I have felt that way, too. I'm told that just because others have it worse, doesn't mean my feelings are invalid. Sometimes I even believe it.
I don't believe "athletes" have a corner on the market as to the subject at hand.
Celebrity status does nothing to gather my attention to the importance of every life.
A sour perspective, but why should the :best and brightest" get the attention for the pains endured by too many.
Society has let us all down. Fame fortune and materialism.
There are alternatives! BECOME a ski bum!
(or the minimalist of choice)
For instance, I have a very good friend who's body language had changed. I can't say what was different about her, but there was something very different. I had a glass of wine with her one day and asked her how she was feeling. (simple as that)
She said, "Oh, fine"
I said, "You seem different, like something isn't quite right. If you need to talk confidentially or, well...anything. I'm here for you"

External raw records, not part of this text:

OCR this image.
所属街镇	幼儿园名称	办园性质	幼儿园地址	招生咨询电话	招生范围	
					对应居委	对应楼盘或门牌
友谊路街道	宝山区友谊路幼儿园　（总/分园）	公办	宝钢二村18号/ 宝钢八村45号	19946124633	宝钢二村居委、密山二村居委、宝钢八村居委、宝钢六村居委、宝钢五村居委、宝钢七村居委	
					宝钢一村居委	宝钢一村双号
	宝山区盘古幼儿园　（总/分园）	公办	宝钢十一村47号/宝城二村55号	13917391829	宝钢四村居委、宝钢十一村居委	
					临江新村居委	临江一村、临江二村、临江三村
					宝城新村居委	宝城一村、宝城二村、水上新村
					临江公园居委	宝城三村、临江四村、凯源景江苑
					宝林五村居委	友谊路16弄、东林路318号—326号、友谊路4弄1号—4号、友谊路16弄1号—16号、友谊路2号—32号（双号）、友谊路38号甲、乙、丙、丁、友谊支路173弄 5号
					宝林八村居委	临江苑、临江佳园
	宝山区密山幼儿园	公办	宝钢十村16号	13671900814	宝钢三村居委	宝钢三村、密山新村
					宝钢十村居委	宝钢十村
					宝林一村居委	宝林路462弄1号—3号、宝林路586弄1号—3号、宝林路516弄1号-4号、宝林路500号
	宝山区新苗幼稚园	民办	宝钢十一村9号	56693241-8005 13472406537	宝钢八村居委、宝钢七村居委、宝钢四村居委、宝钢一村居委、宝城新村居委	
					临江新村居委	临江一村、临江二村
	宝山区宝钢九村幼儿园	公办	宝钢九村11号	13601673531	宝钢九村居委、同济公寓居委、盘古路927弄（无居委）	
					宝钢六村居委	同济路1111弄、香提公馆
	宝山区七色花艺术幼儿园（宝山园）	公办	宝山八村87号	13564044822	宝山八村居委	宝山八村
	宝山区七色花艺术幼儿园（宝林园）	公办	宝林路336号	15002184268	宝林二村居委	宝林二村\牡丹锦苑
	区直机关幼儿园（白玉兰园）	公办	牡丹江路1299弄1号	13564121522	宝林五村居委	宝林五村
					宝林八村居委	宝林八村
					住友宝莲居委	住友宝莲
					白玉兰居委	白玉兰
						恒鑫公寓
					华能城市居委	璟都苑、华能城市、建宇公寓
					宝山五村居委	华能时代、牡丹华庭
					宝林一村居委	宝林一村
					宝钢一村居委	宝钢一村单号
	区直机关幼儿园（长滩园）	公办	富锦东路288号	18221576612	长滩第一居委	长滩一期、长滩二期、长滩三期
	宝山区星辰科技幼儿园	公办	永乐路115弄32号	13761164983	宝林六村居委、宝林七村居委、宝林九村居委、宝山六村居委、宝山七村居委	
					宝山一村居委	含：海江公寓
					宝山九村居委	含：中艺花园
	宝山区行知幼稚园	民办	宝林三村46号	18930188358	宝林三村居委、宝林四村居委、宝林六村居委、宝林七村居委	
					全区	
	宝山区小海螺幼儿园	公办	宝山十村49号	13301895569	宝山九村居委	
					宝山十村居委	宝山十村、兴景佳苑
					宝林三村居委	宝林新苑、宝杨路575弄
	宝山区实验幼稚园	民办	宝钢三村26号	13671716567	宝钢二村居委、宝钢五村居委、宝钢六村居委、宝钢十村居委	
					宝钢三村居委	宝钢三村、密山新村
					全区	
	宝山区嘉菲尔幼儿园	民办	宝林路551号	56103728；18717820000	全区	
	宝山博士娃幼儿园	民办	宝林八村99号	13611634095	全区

Nothing more was said until a year later when she said that that conversation was the beginning of her seeking out some help because she had been "sad" for a while with no real reason. She thanked me for having the insight to ask.
I didn't diagnose anything, but I would feel awful if I hadn't said anything, especially if she'd slipped into serious depression.
completely agree monique. if you pick apart my post half my statements are from the perspective of the 3/10 person and corresponding mental distortions. But my point is assigning some physical or social cause is not the solution for many people.
it would be like just making sure someone has proper boots and modern skis. buying a turn only works so far. if all the gear checks out, you still wont make it down moguls.
Just like its beyond me to teach someone how to ski moguls, its beyond my expertise and ability to comment on how make the improvements other than knowing that techniques do exist but they all require work (and just like skiing sometimes professional help and coaching).Last edited: Sep 13, 2017Monique likes this.
The conversation is good; on a site dedicated to fun it is appropriate to acknowledge that for some "fun" (as most would define the word) is not often in the mix. Approximately 1% of humans suffer from a form of schizophrenia (schizophrenia, schizoaffective disorder, etc). Add depression, bipolar, etc and the number suffering severe mental illness explodes. All are real diseases. Mental illness can take a talented adolescent and, in short order, change their life forever. It happens too often. As you consider this, one should remember that "There but for the grace of God go I."
We acknowledge cancer, heart disease and lesser ailments without giving appropriate attention to mental illness. The cost to society of mental illness surpasses most other diseases, and yet people (even loved ones of those that suffer) don't openly discuss the issue because of perceived stigma. Thank you for addressing the issue.